Lab: Functions

This laboratory exercise provides initial practice with functions and passing values as parameters within C programs. Download the starter code for this lab: functions.tar.gz and extract it with the following terminal commands:

$ cd csc161/labs
$ tar xvzf ~/Downloads/functions.tar.gz

This lab includes a Makefile, so you can run make to compile everything or make ___ where ___ is the name of the one program you want to compile. Again, we’ll discuss Makefiles in depth later in the course; for now, this is just a tool that can help you work a little more efficiently.

A. Using Functions to Repeat Tasks

Imperative languages allow functions to have side effects, meaning they perform some action that is visible after the function’s execution has finished. These functions will often have a void return type, meaning they do not return a value at all. You can call the function to perform some action, but it does not produce a result that you could use in an expression. Racket also allows side effects, but most functions you wrote in CSC 151 likely did not work this way.

Open the file quadratic.c to complete the following exercises.

Exercises

1. Review the code in quadratic.c. Pay close attention to the comments, especially the ones that begin with TODO, since you will be completing the implementation here. Move on once you’re comfortable with what’s provided.
2. Complete the implementation of the printFormula function. Your program should print quadratic formulas using the form \(y=Ax^2+Bx+C\), where \(A\), \(B\), and \(C\) are replaced with the parameter values.
3. Run make quadratic to compile your code and test it. Make sure your formulas are printing correctly.

B. Using Functions to Compute Values

We also write functions to compute something useful for us. Sometimes we do this just to organize the code logically, but often we’ll end up calling the function multiple times to do the same computation on different inputs. This is likely familiar from CSC 151, where nearly all of the functions you wrote had a purpose that included computing an answer for you.

Continue working in quadratic.c to complete the following exercises. Your solutions will require some new functions that you can use from the math.h header file: sqrt and pow. You can refer to the manpages for these functions for more information about how to use them.

Exercises

1. Recall that quadratic equations can have two roots, which you can find with the quadratic formula. Complete the implementations of findFirstRoot and findSecondRoot to compute the roots for a quadratic formula. You are welcome to look up the quadratic formula if you don’t remember it. Run the program and check to make sure your implementation is working correctly.
2. You may have noticed that the square root portion of the quadratic formula is computed in both the functions you implemented.
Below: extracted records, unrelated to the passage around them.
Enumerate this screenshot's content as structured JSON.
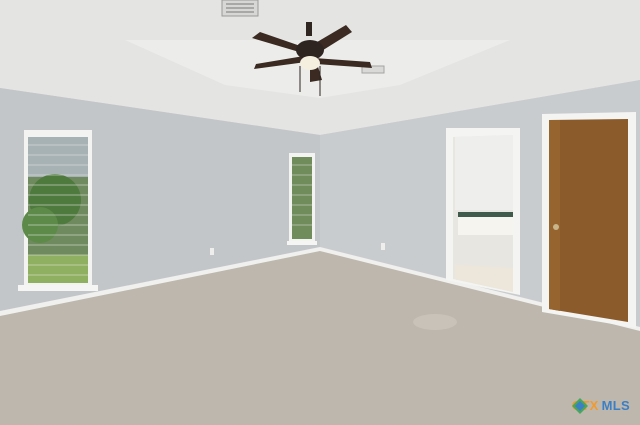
{
  "scene": {
    "subject": "empty-bedroom",
    "colors": {
      "ceiling": "#e3e3e1",
      "wall": "#c4c7ca",
      "carpet": "#bdb6ad",
      "baseboard": "#f2f2f0",
      "door": "#8a5a2a",
      "fan": "#3a2e28",
      "window_glass": "#5a7a4a",
      "bath_floor": "#ece6dc"
    }
  },
  "watermark": {
    "brand_part1": "CTX",
    "brand_part2": "MLS"
  }
}
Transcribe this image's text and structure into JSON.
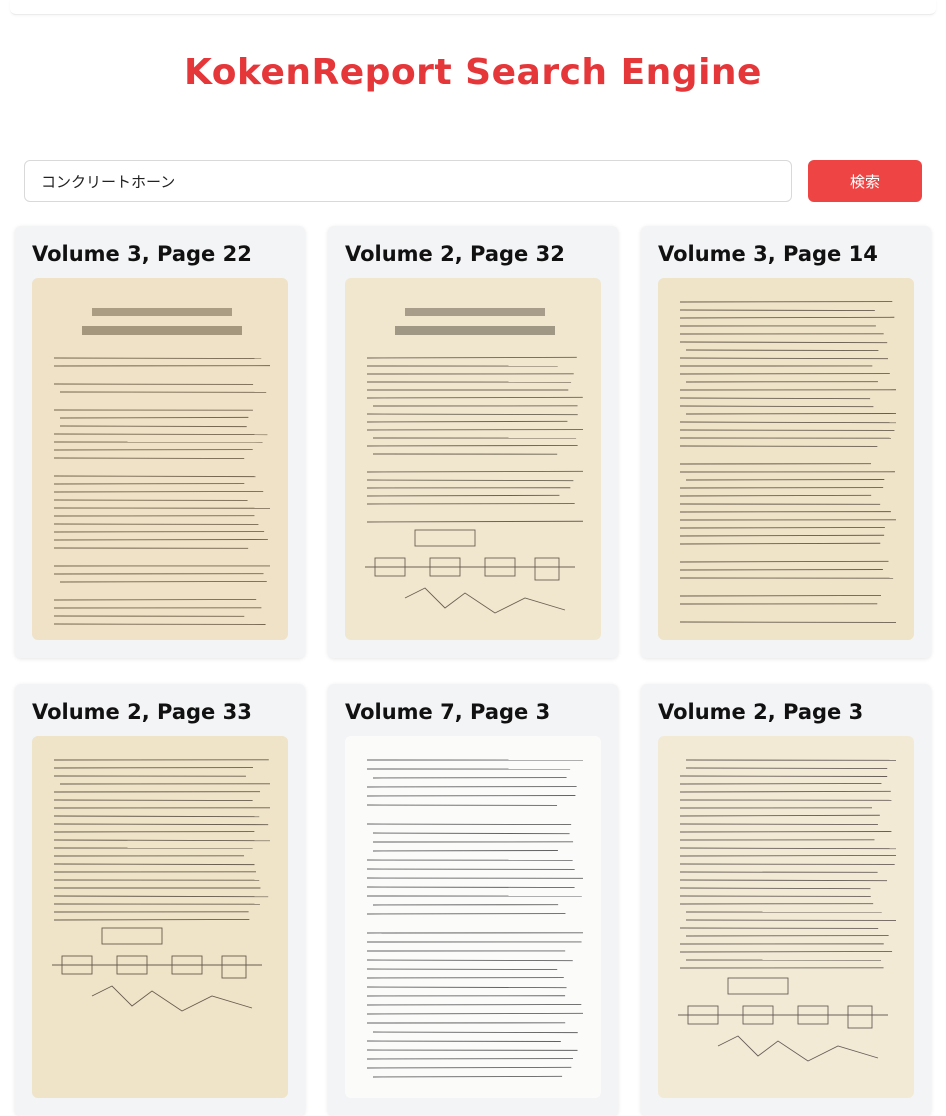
{
  "app": {
    "title": "KokenReport Search Engine"
  },
  "search": {
    "value": "コンクリートホーン",
    "button_label": "検索"
  },
  "results": [
    {
      "title": "Volume 3, Page 22",
      "paper": "#efe2c6",
      "ink": "#4a3b26"
    },
    {
      "title": "Volume 2, Page 32",
      "paper": "#f1e7cf",
      "ink": "#3e3428"
    },
    {
      "title": "Volume 3, Page 14",
      "paper": "#efe3c8",
      "ink": "#3c3128"
    },
    {
      "title": "Volume 2, Page 33",
      "paper": "#efe3c8",
      "ink": "#3a3026"
    },
    {
      "title": "Volume 7, Page 3",
      "paper": "#fbfbfa",
      "ink": "#2e2e2e"
    },
    {
      "title": "Volume 2, Page 3",
      "paper": "#f3ead6",
      "ink": "#3a3030"
    }
  ]
}
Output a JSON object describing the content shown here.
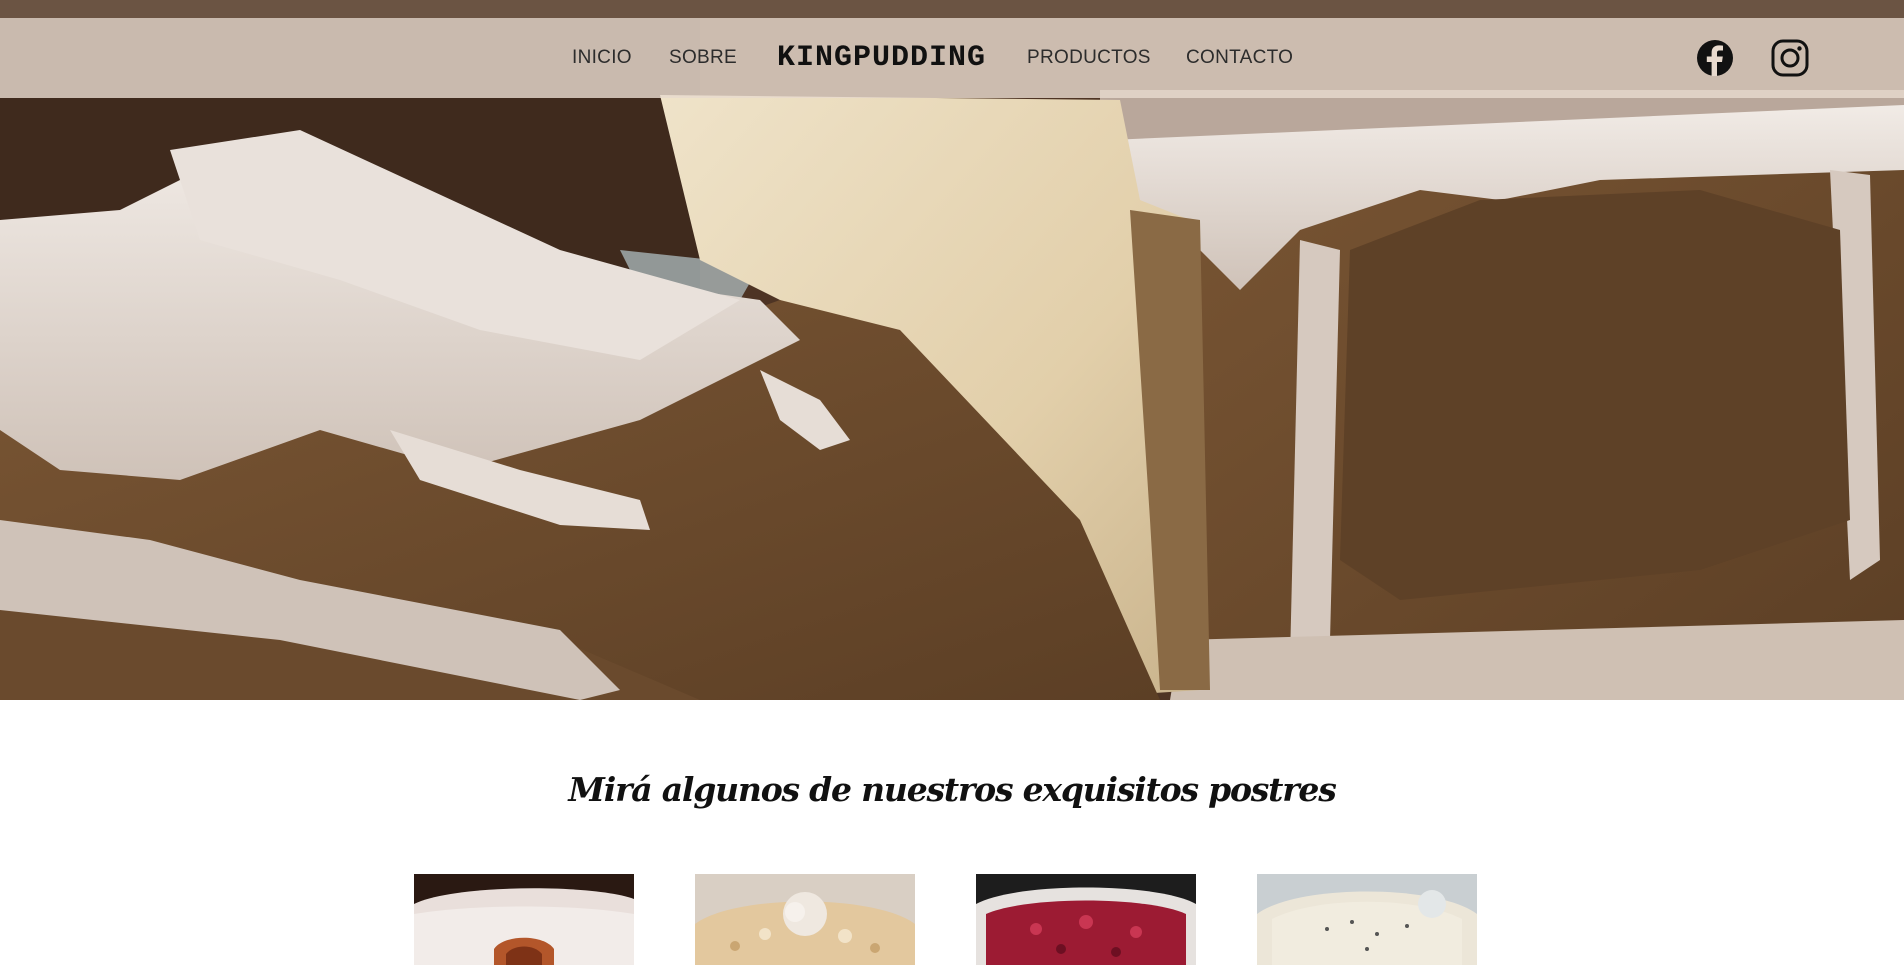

Write a new function that computes just the value \(sqrt(b^2-4ac)\) and update your findFirstRoot and findSecondRoot functions to use call this function instead of duplicating the code in each. Run the program to verify you get the same answers as before.

C. Passing Arrays to Functions

You can also pass arrays to functions, which we’ll often do when we work with collections of data. The trick with arrays in C is that it is often not enough just to pass in the array; we also need to know how long the array is, and this information is not available if you forget to pass it as a separate parameter.

Complete your work for the exercises below in the file array-params.c.

Exercises

1. You’ll complete the sum function in a moment, but before you do that review the code in the provided file and make a guess about what the sum will be each of the three times it is computed. Explain each of your guesses.
2. Complete the implementation of the sum function and make sure it returns the computed sum instead of 0.
3. Run the program and compare its output to your guesses. For any output you guessed wrong, explain what you think is happening that you didn’t expect.
4. Try passing in incorrect values for the length of the values array when calling sum. What happens if the length you pass is less than the actual length of the array? What if it is larger?

D. The Perils of Global Variables

Global variables are variables declared outside any function. You can use them in functions without passing them as parameters. This may seem convenient, but it can cause problems.

The exercises below refer to the code in globals.c.

Exercises

1. Predict what the program will print. Write down your prediction.
2. Verify your prediction by compiling and running the code. If your prediction was incorrect, try to explain where you went wrong.
3. Write a brief explanation of why the use of global variables can make it difficult to predict how a program will behave. Try to focus on general characteristics rather than this specific example.
4. (Optional) If you have time, try to rewrite this program using parameters and return values instead of relying on a changing global variable.